Antena 1, noticiário das nove da manhã de sexta-feira (13-04-07): «Portugal poderá ter de rever em alta as contas do défice público, tudo por causa das engenharias financeiras de Manuela Ferreira Leite.»
Este enunciado é pouco informativo e marcado subjectivamente.
O termo técnico engenharia financeira significa: aplicação de instrumentos financeiros na estruturação de soluções para problemas económicos. Na notícia da Antena 1, a expressão engenharia financeira refere-se à venda das dívidas do Fisco e da Segurança Social. Quantos ouvintes conhecerão esta expressão?
Para além disso, ela é usada no plural. Porquê o plural se a operação foi só uma? É fácil encontrar exemplos em que o plural altera o sentido das palavras, com acréscimo de valor pejorativo: «Ele tem visão» — «Ele tem visões»; «Há interesse nisso» — «Há interesses nisso». Assim, no plural, o termo engenharias deixa de estar circunscrito a uma área de especialidade e passa a ser simplesmente um nome derivado do verbo engenhar, ou seja, urdir, tramar.
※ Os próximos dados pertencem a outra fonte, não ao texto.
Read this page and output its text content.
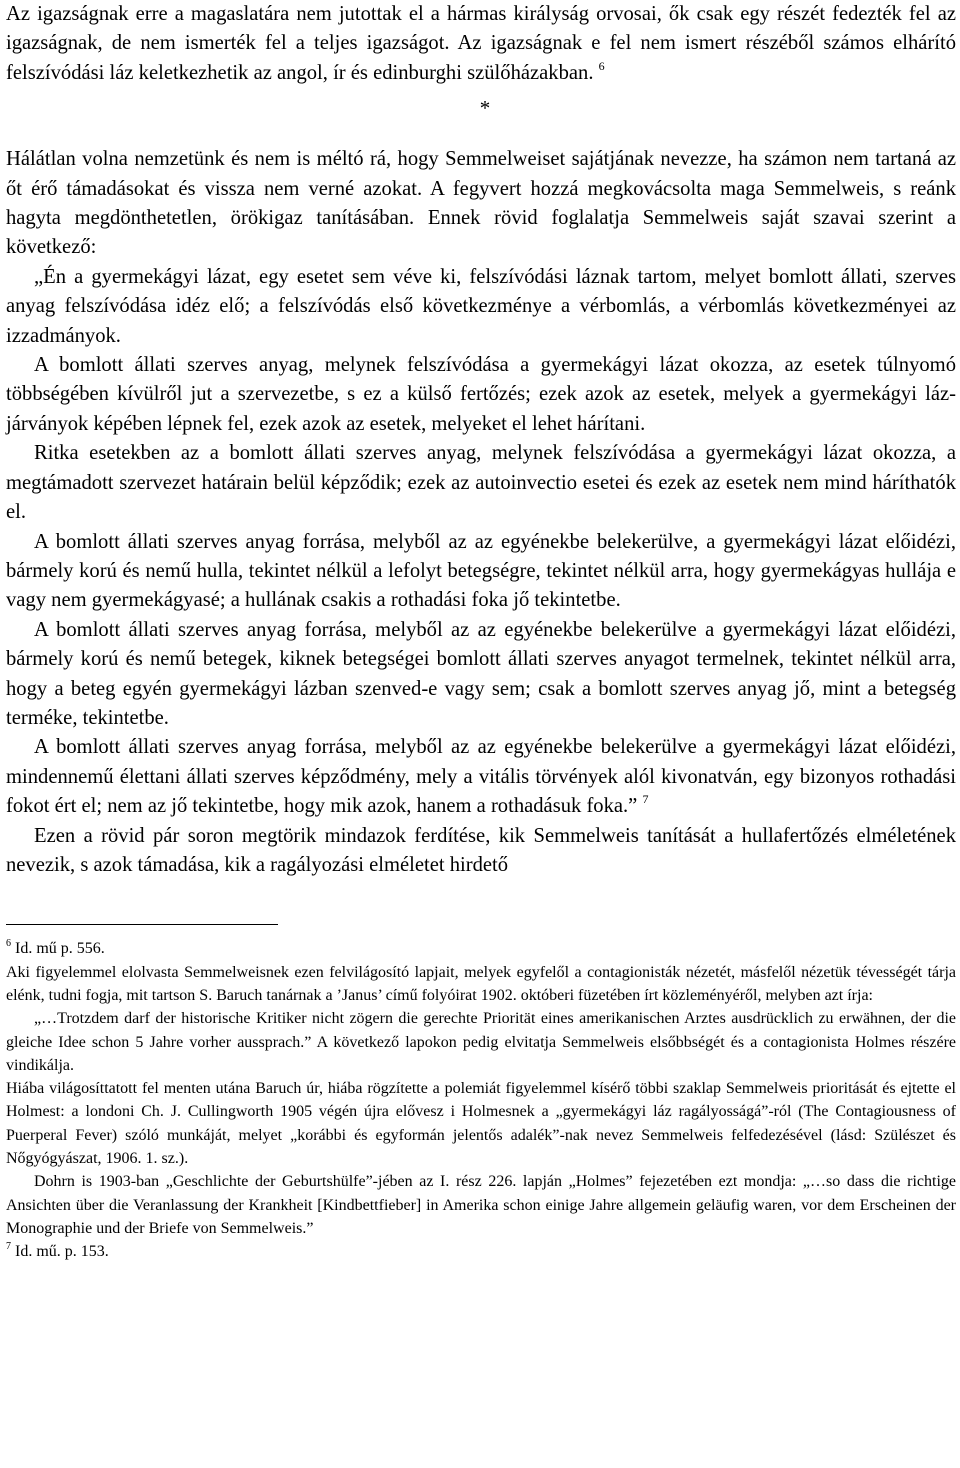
Az igazságnak erre a magaslatára nem jutottak el a hármas királyság orvosai, ők csak egy részét fedezték fel az igazságnak, de nem ismerték fel a teljes igazságot. Az igazságnak e fel nem ismert részéből számos elhárító felszívódási láz keletkezhetik az angol, ír és edinburghi szülőházakban. $^6$

*

Hálátlan volna nemzetünk és nem is méltó rá, hogy Semmelweiset sajátjának nevezze, ha számon nem tartaná az őt érő támadásokat és vissza nem verné azokat. A fegyvert hozzá megkovácsolta maga Semmelweis, s reánk hagyta megdönthetetlen, örökigaz tanításában. Ennek rövid foglalatja Semmelweis saját szavai szerint a következő:

„Én a gyermekágyi lázat, egy esetet sem véve ki, felszívódási láznak tartom, melyet bomlott állati, szerves anyag felszívódása idéz elő; a felszívódás első következménye a vérbomlás, a vérbomlás következményei az izzadmányok.

A bomlott állati szerves anyag, melynek felszívódása a gyermekágyi lázat okozza, az esetek túlnyomó többségében kívülről jut a szervezetbe, s ez a külső fertőzés; ezek azok az esetek, melyek a gyermekágyi láz-járványok képében lépnek fel, ezek azok az esetek, melyeket el lehet hárítani.

Ritka esetekben az a bomlott állati szerves anyag, melynek felszívódása a gyermekágyi lázat okozza, a megtámadott szervezet határain belül képződik; ezek az autoinvectio esetei és ezek az esetek nem mind háríthatók el.

A bomlott állati szerves anyag forrása, melyből az az egyénekbe belekerülve, a gyermekágyi lázat előidézi, bármely korú és nemű hulla, tekintet nélkül a lefolyt betegségre, tekintet nélkül arra, hogy gyermekágyas hullája e vagy nem gyermekágyasé; a hullának csakis a rothadási foka jő tekintetbe.

A bomlott állati szerves anyag forrása, melyből az az egyénekbe belekerülve a gyermekágyi lázat előidézi, bármely korú és nemű betegek, kiknek betegségei bomlott állati szerves anyagot termelnek, tekintet nélkül arra, hogy a beteg egyén gyermekágyi lázban szenved-e vagy sem; csak a bomlott szerves anyag jő, mint a betegség terméke, tekintetbe.

A bomlott állati szerves anyag forrása, melyből az az egyénekbe belekerülve a gyermekágyi lázat előidézi, mindennemű élettani állati szerves képződmény, mely a vitális törvények alól kivonatván, egy bizonyos rothadási fokot ért el; nem az jő tekintetbe, hogy mik azok, hanem a rothadásuk foka.” $^7$

Ezen a rövid pár soron megtörik mindazok ferdítése, kik Semmelweis tanítását a hullafertőzés elméletének nevezik, s azok támadása, kik a ragályozási elméletet hirdető

$^6$ Id. mű p. 556.

Aki figyelemmel elolvasta Semmelweisnek ezen felvilágosító lapjait, melyek egyfelől a contagionisták nézetét, másfelől nézetük tévességét tárja elénk, tudni fogja, mit tartson S. Baruch tanárnak a ’Janus’ című folyóirat 1902. októberi füzetében írt közleményéről, melyben azt írja:

„…Trotzdem darf der historische Kritiker nicht zögern die gerechte Priorität eines amerikanischen Arztes ausdrücklich zu erwähnen, der die gleiche Idee schon 5 Jahre vorher aussprach.” A következő lapokon pedig elvitatja Semmelweis elsőbbségét és a contagionista Holmes részére vindikálja.

Hiába világosíttatott fel menten utána Baruch úr, hiába rögzítette a polemiát figyelemmel kísérő többi szaklap Semmelweis prioritását és ejtette el Holmest: a londoni Ch. J. Cullingworth 1905 végén újra elővesz i Holmesnek a „gyermekágyi láz ragályosságá”-ról (The Contagiousness of Puerperal Fever) szóló munkáját, melyet „korábbi és egyformán jelentős adalék”-nak nevez Semmelweis felfedezésével (lásd: Szülészet és Nőgyógyászat, 1906. 1. sz.).

Dohrn is 1903-ban „Geschlichte der Geburtshülfe”-jében az I. rész 226. lapján „Holmes” fejezetében ezt mondja: „…so dass die richtige Ansichten über die Veranlassung der Krankheit [Kindbettfieber] in Amerika schon einige Jahre allgemein geläufig waren, vor dem Erscheinen der Monographie und der Briefe von Semmelweis.”

$^7$ Id. mű. p. 153.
Qualquer outro termo, no singular, apresentaria neutralmente o facto: operação, solução, expediente…
Outro problema deste enunciado está no uso do pronome tudo. Esta palavra tem normalmente a função textual de articular uma sequência enumerativa com uma conclusão. Pode também assinalar que o locutor avalia como excessiva a situação descrita. Dado que, no enunciado da Antena 1, não há nenhuma enumeração, sobra a segunda leitura: o jornalista ajuíza a acção de rever o défice (situação hipotética) e dá-a como excessiva e complexa.
Clareza e neutralidade: duas regras de redacção jornalística abalroadas numa só frase.